Recently at the dotfmp conference, we talked about storing text vectors for LLMs in FileMaker as container instead of text to save space. But does it? Let's check with current FileMaker Pro.
We can store text in a FileMaker database. The size to store the record is a bit more than the text. Our test table has primary key, two time stamps and the account name for creation and modification. With the overhead for managing the blocks this takes about 270 bytes per record in our test database.
If you store the text in a container field, you basically get the text stored and there is a 12 byte overhead for the container, if you just write text there.
Set Field [ Test::ContainerField ; $text ]
Alternatively we can package the text as UTF-8 with Text.WriteToContainer function. That will package the text as a file. This causes an overhead of about 200 bytes as multiple streams of data are managed including a file name. Total size of the container value itself is 36 bytes more than the text length. But by using container instead of a text field, we can save on indexes.

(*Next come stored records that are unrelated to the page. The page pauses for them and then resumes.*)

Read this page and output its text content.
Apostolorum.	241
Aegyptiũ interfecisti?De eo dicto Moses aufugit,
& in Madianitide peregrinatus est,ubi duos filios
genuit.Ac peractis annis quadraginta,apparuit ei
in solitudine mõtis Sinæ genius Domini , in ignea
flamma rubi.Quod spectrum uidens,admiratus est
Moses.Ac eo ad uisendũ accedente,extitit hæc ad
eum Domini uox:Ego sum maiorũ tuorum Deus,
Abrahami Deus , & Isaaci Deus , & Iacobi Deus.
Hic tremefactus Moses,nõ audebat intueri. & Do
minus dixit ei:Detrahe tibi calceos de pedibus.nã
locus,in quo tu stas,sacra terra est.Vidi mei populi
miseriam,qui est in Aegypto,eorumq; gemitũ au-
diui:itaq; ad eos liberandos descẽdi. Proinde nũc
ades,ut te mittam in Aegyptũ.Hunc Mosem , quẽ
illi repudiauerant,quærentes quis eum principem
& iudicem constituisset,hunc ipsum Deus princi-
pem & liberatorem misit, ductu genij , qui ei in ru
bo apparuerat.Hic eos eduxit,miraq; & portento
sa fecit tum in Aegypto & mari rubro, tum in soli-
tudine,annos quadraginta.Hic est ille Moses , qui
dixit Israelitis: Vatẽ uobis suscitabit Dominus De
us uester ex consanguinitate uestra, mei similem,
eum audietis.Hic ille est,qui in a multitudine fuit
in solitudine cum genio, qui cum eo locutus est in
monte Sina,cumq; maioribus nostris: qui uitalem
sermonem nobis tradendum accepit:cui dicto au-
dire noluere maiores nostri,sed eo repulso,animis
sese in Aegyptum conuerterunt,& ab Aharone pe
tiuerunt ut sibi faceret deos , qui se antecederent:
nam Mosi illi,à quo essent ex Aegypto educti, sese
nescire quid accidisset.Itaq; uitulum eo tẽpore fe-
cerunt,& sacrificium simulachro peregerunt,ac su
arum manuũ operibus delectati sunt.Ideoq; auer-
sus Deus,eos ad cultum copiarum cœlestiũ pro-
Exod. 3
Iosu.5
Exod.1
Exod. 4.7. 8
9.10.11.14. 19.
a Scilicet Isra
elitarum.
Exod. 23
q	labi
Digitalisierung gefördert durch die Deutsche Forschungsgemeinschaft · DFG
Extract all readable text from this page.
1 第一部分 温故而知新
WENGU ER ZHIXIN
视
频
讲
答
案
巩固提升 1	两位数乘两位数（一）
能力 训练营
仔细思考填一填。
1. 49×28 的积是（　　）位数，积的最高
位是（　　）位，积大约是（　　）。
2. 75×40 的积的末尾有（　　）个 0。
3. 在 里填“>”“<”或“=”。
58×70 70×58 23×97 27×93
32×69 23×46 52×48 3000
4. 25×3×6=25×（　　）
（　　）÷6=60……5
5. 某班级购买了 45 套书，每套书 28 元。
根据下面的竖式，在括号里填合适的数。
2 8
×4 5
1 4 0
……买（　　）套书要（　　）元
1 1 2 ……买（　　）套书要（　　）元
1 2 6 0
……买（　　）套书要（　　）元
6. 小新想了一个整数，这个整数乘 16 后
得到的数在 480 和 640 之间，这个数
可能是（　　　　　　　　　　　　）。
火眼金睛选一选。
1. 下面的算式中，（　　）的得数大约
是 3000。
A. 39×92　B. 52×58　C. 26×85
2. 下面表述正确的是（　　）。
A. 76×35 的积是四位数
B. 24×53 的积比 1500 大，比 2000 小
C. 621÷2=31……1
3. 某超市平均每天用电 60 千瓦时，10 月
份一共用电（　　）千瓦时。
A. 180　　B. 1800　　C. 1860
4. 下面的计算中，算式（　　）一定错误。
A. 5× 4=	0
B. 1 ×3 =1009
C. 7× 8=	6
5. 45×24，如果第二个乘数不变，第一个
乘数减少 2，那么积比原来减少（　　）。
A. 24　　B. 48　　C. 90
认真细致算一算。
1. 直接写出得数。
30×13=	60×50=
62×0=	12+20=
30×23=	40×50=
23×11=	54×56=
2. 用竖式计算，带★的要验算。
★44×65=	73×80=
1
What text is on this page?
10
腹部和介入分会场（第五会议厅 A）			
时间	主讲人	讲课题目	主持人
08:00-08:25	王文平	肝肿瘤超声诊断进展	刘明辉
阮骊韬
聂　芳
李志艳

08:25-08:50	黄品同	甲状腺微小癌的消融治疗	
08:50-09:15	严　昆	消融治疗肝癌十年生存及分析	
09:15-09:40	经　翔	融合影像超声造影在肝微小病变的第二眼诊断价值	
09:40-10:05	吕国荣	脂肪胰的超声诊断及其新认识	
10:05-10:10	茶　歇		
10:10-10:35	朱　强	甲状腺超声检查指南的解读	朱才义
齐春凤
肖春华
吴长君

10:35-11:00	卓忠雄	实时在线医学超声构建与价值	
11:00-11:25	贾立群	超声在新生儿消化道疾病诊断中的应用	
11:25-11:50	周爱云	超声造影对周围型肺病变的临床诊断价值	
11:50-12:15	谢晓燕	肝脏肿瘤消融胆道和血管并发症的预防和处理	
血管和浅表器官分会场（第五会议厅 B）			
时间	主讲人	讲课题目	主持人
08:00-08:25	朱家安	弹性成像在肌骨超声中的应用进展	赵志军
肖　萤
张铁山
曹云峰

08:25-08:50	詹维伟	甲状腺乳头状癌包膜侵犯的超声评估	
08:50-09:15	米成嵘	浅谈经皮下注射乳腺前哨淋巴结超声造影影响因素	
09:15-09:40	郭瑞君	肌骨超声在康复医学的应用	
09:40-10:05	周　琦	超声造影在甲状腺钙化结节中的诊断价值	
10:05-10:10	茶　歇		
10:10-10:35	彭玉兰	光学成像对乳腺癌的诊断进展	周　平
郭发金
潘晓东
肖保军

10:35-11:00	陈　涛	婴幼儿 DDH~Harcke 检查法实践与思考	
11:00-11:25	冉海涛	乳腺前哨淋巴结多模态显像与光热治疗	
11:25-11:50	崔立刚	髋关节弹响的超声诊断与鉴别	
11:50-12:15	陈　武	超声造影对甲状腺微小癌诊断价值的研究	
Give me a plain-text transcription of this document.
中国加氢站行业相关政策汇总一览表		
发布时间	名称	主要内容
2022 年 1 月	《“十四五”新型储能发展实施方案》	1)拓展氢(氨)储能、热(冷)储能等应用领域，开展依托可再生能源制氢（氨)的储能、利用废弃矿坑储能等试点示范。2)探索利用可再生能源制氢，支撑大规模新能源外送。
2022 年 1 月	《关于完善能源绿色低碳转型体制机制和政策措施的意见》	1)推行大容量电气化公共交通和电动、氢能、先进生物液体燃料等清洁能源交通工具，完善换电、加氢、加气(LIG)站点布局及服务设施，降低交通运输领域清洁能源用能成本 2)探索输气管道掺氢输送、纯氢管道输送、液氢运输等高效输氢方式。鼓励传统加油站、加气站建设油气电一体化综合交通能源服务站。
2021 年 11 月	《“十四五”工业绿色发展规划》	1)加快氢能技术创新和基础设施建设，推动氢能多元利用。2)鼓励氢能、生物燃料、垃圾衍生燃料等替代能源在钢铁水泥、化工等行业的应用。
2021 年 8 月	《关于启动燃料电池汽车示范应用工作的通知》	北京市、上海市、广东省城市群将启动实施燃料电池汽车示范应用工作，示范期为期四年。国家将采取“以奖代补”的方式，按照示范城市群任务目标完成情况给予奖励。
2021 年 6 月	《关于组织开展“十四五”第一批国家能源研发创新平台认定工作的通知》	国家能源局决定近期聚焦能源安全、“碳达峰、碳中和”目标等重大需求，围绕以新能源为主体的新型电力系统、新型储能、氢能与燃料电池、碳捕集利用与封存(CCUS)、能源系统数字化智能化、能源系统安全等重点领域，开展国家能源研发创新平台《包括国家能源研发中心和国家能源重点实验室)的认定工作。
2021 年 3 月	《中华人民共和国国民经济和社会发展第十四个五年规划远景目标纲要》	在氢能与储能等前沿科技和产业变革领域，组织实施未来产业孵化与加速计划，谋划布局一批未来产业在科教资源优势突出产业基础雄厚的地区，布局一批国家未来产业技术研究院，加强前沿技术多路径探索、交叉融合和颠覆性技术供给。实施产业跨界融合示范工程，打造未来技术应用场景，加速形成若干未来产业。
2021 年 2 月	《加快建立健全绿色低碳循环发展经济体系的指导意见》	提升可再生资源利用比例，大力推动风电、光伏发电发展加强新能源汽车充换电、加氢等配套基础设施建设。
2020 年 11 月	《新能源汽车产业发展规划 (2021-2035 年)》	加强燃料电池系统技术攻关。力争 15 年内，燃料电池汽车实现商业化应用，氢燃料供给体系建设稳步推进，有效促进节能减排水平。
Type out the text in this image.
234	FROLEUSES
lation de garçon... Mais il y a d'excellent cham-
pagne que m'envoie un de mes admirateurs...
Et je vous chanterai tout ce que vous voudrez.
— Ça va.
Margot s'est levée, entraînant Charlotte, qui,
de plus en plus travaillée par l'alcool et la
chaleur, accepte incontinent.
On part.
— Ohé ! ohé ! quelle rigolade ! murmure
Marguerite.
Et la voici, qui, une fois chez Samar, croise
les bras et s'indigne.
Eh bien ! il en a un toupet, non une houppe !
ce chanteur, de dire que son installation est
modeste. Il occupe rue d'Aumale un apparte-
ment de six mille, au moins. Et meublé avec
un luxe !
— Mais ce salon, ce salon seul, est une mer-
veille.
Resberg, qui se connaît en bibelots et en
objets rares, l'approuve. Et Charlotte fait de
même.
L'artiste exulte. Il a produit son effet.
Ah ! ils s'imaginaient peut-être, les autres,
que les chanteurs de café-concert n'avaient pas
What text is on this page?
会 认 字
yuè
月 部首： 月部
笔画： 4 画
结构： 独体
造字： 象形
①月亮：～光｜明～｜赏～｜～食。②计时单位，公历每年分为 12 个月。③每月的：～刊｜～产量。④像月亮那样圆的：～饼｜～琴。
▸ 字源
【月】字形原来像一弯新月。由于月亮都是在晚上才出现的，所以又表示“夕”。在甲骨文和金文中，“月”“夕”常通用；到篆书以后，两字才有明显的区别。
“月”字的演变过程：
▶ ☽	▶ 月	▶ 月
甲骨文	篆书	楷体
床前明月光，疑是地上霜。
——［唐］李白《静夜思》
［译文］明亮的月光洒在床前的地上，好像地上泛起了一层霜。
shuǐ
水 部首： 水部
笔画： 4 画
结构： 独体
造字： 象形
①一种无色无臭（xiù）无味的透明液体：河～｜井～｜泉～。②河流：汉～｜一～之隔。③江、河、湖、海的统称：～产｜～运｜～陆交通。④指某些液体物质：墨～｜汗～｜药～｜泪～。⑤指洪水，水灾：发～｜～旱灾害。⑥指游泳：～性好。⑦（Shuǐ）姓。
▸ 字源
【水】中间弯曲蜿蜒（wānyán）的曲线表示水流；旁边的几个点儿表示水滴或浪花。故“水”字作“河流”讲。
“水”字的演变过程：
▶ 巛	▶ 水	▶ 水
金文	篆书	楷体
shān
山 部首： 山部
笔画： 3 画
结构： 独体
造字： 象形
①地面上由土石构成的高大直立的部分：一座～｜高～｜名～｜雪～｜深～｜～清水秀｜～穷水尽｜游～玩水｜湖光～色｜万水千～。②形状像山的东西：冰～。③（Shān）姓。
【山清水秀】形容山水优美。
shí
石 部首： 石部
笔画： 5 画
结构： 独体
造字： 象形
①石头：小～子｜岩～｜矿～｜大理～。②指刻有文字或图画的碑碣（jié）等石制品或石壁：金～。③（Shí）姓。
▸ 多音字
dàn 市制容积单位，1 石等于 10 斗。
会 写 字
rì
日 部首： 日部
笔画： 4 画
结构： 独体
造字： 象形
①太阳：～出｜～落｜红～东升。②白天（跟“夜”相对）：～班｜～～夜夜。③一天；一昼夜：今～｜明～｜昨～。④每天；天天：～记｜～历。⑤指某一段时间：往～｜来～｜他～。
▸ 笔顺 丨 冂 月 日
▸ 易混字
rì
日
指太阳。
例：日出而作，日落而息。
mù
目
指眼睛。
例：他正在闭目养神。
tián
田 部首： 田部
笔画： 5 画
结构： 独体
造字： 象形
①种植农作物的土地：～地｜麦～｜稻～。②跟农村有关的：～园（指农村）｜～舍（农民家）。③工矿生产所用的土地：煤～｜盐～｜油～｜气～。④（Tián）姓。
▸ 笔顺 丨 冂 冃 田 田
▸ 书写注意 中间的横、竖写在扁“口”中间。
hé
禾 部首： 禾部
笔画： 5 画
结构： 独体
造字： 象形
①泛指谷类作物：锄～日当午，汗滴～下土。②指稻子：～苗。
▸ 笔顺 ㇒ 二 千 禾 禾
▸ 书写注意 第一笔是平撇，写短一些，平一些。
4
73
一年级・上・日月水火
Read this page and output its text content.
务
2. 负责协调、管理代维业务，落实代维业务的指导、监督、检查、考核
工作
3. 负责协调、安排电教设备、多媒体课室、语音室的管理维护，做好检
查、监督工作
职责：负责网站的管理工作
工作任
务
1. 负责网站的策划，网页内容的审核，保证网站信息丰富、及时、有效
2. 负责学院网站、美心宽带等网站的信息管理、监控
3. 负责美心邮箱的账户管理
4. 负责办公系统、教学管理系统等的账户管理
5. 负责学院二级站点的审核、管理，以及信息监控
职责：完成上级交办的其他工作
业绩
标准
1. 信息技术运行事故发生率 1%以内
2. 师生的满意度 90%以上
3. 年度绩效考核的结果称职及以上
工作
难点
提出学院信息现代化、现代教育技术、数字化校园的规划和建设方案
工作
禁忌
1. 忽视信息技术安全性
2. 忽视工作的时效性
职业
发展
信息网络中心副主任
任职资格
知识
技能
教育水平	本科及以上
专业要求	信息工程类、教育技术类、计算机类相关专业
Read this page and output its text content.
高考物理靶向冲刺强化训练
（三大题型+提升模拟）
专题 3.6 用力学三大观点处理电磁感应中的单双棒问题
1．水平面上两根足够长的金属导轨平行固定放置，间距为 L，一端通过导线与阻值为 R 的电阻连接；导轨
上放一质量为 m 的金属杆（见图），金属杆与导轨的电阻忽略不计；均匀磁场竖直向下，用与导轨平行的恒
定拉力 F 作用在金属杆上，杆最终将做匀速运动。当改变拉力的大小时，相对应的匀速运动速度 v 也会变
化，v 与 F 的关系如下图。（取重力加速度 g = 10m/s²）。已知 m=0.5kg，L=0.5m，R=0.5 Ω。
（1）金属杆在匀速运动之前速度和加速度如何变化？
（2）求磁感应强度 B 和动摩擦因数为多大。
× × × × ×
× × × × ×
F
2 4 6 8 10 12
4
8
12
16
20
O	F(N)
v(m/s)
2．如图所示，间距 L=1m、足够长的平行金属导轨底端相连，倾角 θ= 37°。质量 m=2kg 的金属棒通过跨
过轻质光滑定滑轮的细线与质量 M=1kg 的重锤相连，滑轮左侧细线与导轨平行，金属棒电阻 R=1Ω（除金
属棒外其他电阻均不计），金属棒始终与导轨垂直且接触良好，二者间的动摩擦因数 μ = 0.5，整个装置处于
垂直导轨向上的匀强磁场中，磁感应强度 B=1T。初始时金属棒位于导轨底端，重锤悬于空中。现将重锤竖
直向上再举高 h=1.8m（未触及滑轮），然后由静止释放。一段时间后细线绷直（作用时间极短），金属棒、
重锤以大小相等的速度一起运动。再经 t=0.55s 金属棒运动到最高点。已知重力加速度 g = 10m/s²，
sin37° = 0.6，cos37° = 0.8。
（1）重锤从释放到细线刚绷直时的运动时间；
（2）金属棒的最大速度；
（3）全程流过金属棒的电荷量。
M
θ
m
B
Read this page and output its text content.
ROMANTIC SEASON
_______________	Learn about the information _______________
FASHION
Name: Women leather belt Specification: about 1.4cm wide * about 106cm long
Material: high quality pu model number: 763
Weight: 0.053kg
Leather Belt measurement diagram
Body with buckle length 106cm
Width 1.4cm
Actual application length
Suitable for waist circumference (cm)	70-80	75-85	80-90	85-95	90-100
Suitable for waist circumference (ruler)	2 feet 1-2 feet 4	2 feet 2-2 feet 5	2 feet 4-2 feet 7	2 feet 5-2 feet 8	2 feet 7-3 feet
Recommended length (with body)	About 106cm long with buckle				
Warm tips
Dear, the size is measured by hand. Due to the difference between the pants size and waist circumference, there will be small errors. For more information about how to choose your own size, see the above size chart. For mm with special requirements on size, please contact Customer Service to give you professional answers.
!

Now we can use Archive.CompressContainer to compress the container value as a zip archive. This reduces a bigger text easily by 70%. We can skip using the Text.WriteToContainerfunction in future with the new Archive.CompressText function.
MBS( "Archive.CompressContainer"; "zip"; "deflate"; "test.zip"; MBS( "Text.WriteToContainer"; $text & Test::PrimaryKey; "UTF-8"; "test.txt"); "compression-level=9")
Or with Archive.CompressText function in upcoming plugin:
MBS( "Archive.CompressText"; "zip"; "deflate"; $text; "compression-level=9")
Storing the text as container with compression with either our Archive functions or with Container.Compress may help you to save disk space.
But by storing text in containers, you also enable a few neat features:
- The text in containers is not loaded when the record is loaded, but only when accessed.
- The text in container can be stored externally.
- The text doesn't get indexed, so we save space there.
- Since containers are referenced, duplicating the record just increases the reference count, but doesn't duplicate the data.
Have fun exploring this possibility if you have to store a lot of text with records.